The city’s treatment center is offering similar therapy. Adam S. checked in to the Franklin Recovery Center last April and participated in intensive group sessions that covered coping skills and developing a sense of purpose, as well as practical tactics like picking up the phone rather than isolating himself when he was at risk of relapsing. Those sessions helped, Adam says — but his insurance only covered a week and a half of inpatient care, so he was discharged. He relapsed, though he has been clean for the past two months. It’s easier to offer intensive therapy at the jail than at the civilian treatment center, where patients stay for 30 days max, says Potee. Greenfield wants to do both.

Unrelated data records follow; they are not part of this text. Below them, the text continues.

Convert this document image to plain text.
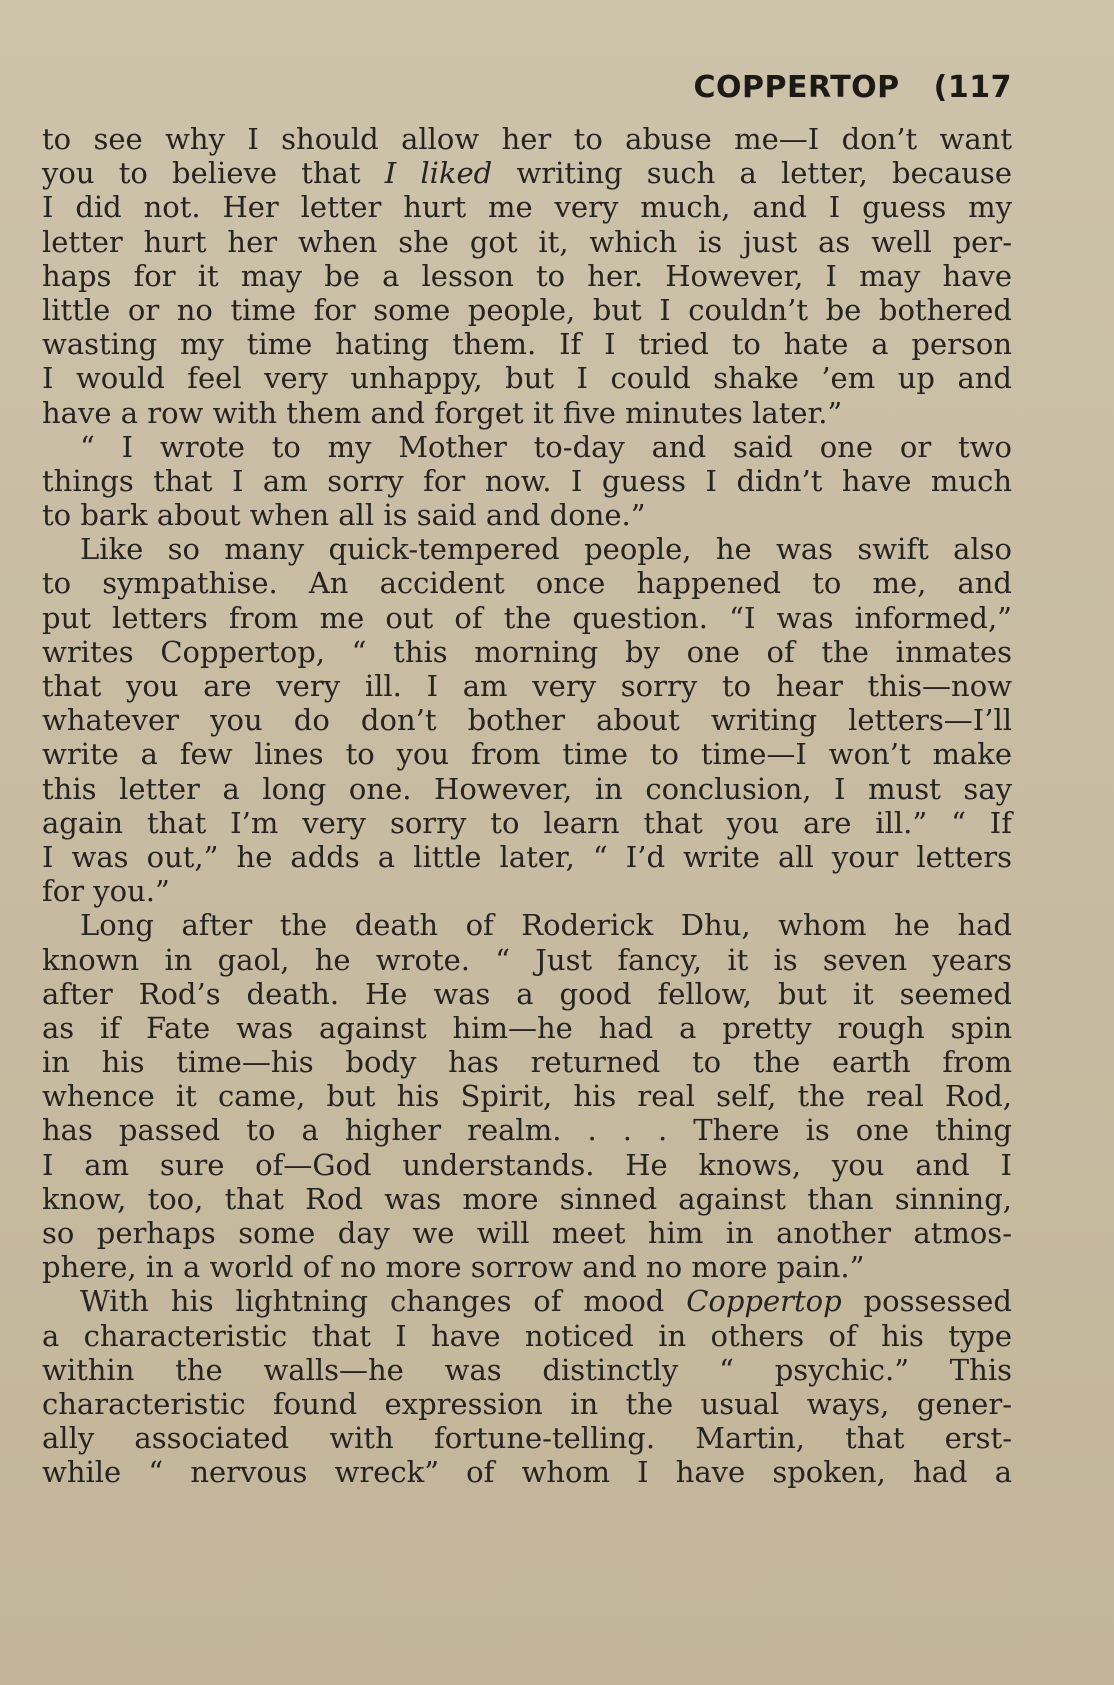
COPPERTOP (117
to see why I should allow her to abuse me—I don’t want
you to believe that I liked writing such a letter, because
I did not. Her letter hurt me very much, and I guess my
letter hurt her when she got it, which is just as well per-
haps for it may be a lesson to her. However, I may have
little or no time for some people, but I couldn’t be bothered
wasting my time hating them. If I tried to hate a person
I would feel very unhappy, but I could shake ’em up and
have a row with them and forget it five minutes later.”
“ I wrote to my Mother to-day and said one or two
things that I am sorry for now. I guess I didn’t have much
to bark about when all is said and done.”
Like so many quick-tempered people, he was swift also
to sympathise. An accident once happened to me, and
put letters from me out of the question. “I was informed,”
writes Coppertop, “ this morning by one of the inmates
that you are very ill. I am very sorry to hear this—now
whatever you do don’t bother about writing letters—I’ll
write a few lines to you from time to time—I won’t make
this letter a long one. However, in conclusion, I must say
again that I’m very sorry to learn that you are ill.” “ If
I was out,” he adds a little later, “ I’d write all your letters
for you.”
Long after the death of Roderick Dhu, whom he had
known in gaol, he wrote. “ Just fancy, it is seven years
after Rod’s death. He was a good fellow, but it seemed
as if Fate was against him—he had a pretty rough spin
in his time—his body has returned to the earth from
whence it came, but his Spirit, his real self, the real Rod,
has passed to a higher realm. . . . There is one thing
I am sure of—God understands. He knows, you and I
know, too, that Rod was more sinned against than sinning,
so perhaps some day we will meet him in another atmos-
phere, in a world of no more sorrow and no more pain.”
With his lightning changes of mood Coppertop possessed
a characteristic that I have noticed in others of his type
within the walls—he was distinctly “ psychic.” This
characteristic found expression in the usual ways, gener-
ally associated with fortune-telling. Martin, that erst-
while “ nervous wreck” of whom I have spoken, had a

But any long-term success will also hinge on Greenfield’s success in rebuilding its economy. Once a manufacturing hub, the city boasted a local silver company, Lunt Silversmiths, that employed 800 people as recently as 2001. By 2009, though, Lunt’s had filed for bankruptcy and shut its doors. The city’s low official unemployment rate of 2.9 percent may be misleading. According to the Census Bureau, more than 2,000 residents in Greenfield between the ages of 18 and 64 are neither employed nor looking for work, and therefore are not counted among the jobless.
The food industry is emerging as a savior. Housed in a squat building with solar panels on its gently sloping rooftop and a Black Lives Matter sign in one window, Real Pickles makes fermented foods from regionally sourced produce. It sells its products in around 400 stores from Pennsylvania to Maine, including 50 Whole Foods Markets. Real Pickles, which employs 20 people, and a couple of other local companies — like the Artisan Beverage Cooperative, which distributes ginger beer and kombucha to a thousand stores nationally — have found a niche in the production of locally sourced packaged foods that command a high price. Across the street from Real Pickles is the Western Massachusetts Food Processing Center, which helps entrepreneurs incubate businesses that turn agriculture into packaged products.

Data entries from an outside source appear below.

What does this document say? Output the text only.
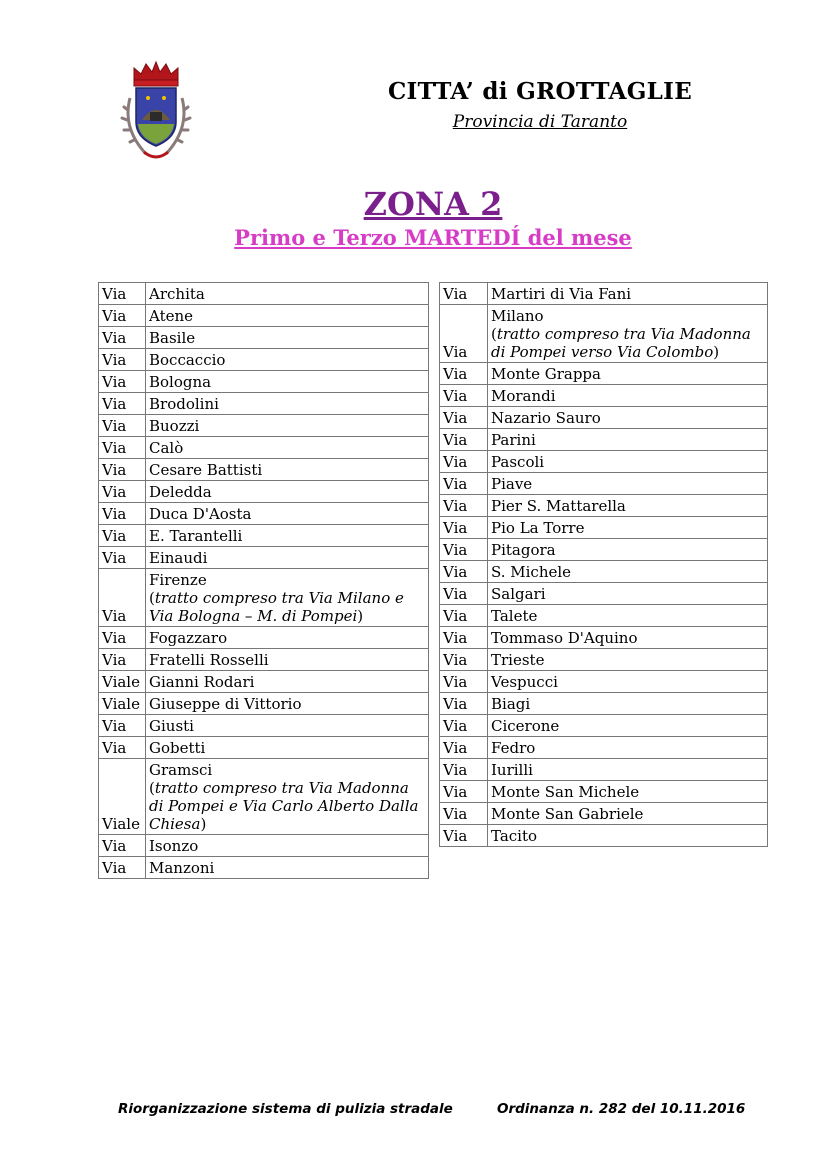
CITTA’ di GROTTAGLIE
Provincia di Taranto
ZONA 2
Primo e Terzo MARTEDÍ del mese
Via	Archita
Via	Atene
Via	Basile
Via	Boccaccio
Via	Bologna
Via	Brodolini
Via	Buozzi
Via	Calò
Via	Cesare Battisti
Via	Deledda
Via	Duca D'Aosta
Via	E. Tarantelli
Via	Einaudi
Via	Firenze
(tratto compreso tra Via Milano e Via Bologna – M. di Pompei)
Via	Fogazzaro
Via	Fratelli Rosselli
Viale	Gianni Rodari
Viale	Giuseppe di Vittorio
Via	Giusti
Via	Gobetti
Viale	Gramsci
(tratto compreso tra Via Madonna di Pompei e Via Carlo Alberto Dalla Chiesa)
Via	Isonzo
Via	Manzoni
Via	Martiri di Via Fani
Via	Milano
(tratto compreso tra Via Madonna di Pompei verso Via Colombo)
Via	Monte Grappa
Via	Morandi
Via	Nazario Sauro
Via	Parini
Via	Pascoli
Via	Piave
Via	Pier S. Mattarella
Via	Pio La Torre
Via	Pitagora
Via	S. Michele
Via	Salgari
Via	Talete
Via	Tommaso D'Aquino
Via	Trieste
Via	Vespucci
Via	Biagi
Via	Cicerone
Via	Fedro
Via	Iurilli
Via	Monte San Michele
Via	Monte San Gabriele
Via	Tacito
Riorganizzazione sistema di pulizia stradale	Ordinanza n. 282 del 10.11.2016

The jail, meanwhile, has created explicit pathways from addiction and incarceration to the food industry through vocational training. Abrah Dresdale, who sports rectangular glasses and an asymmetrical haircut, coordinates the jail’s Farm and Food Systems program and teaches some of its college-accredited classes. One of Dresdale’s former students, Russ Lilly, was hired by Real Pickles when he still had nine months left to his sentence, so officers transported him to work and back. “The gardening and food programs are fast becoming the most popular here,” says Donelan.

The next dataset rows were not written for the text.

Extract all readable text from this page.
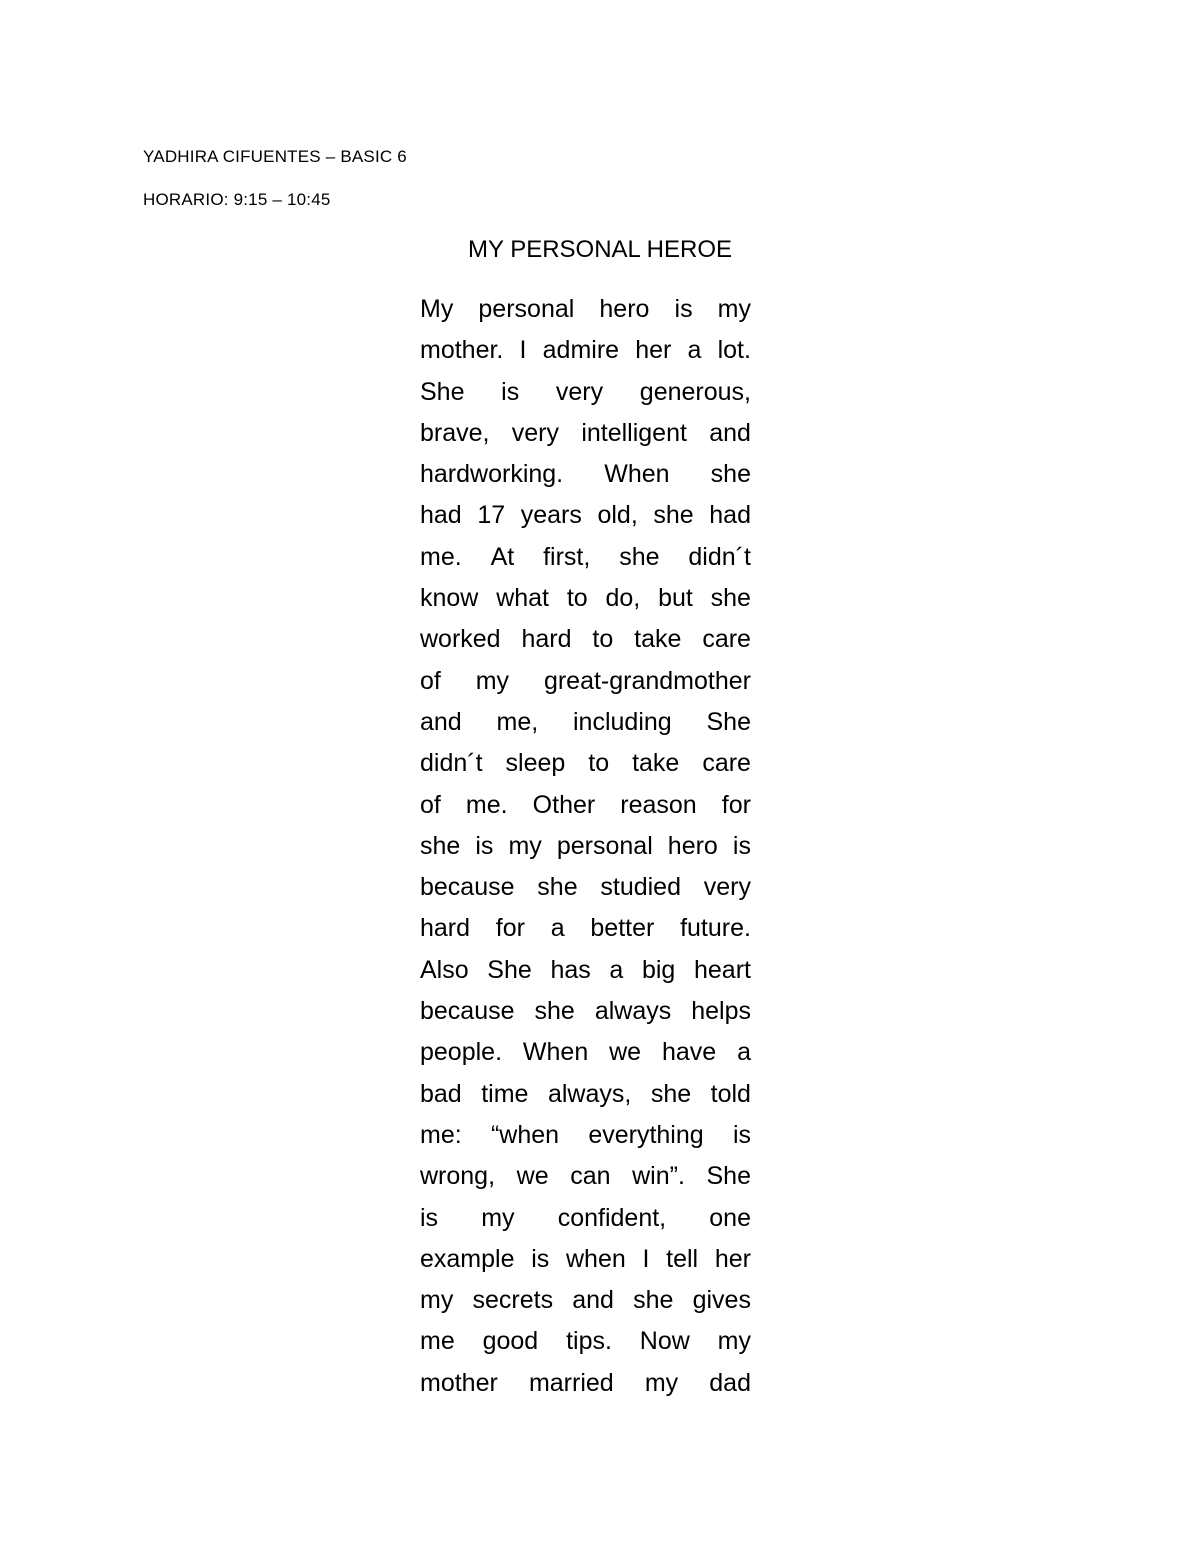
YADHIRA CIFUENTES – BASIC 6
HORARIO: 9:15 – 10:45
MY PERSONAL HEROE
My personal hero is my
mother. I admire her a lot.
She is very generous,
brave, very intelligent and
hardworking. When she
had 17 years old, she had
me. At first, she didn´t
know what to do, but she
worked hard to take care
of my great-grandmother
and me, including She
didn´t sleep to take care
of me. Other reason for
she is my personal hero is
because she studied very
hard for a better future.
Also She has a big heart
because she always helps
people. When we have a
bad time always, she told
me: “when everything is
wrong, we can win”. She
is my confident, one
example is when I tell her
my secrets and she gives
me good tips. Now my
mother married my dad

Other former addicts have found their way into Greenfield’s new economy without assistance from the jail. Miguel Morales, who became addicted to heroin in his teens, now works at a nearby farm that raises free-range meats and eggs.
Greenfield’s food industry is still modest in size. The food-processing facility has directly created 100 jobs. Still, those employed find the work meaningful. At Real Pickles, Lilly is part of the company’s mission to build a better food system. “I feel like I’m making a difference,” he says.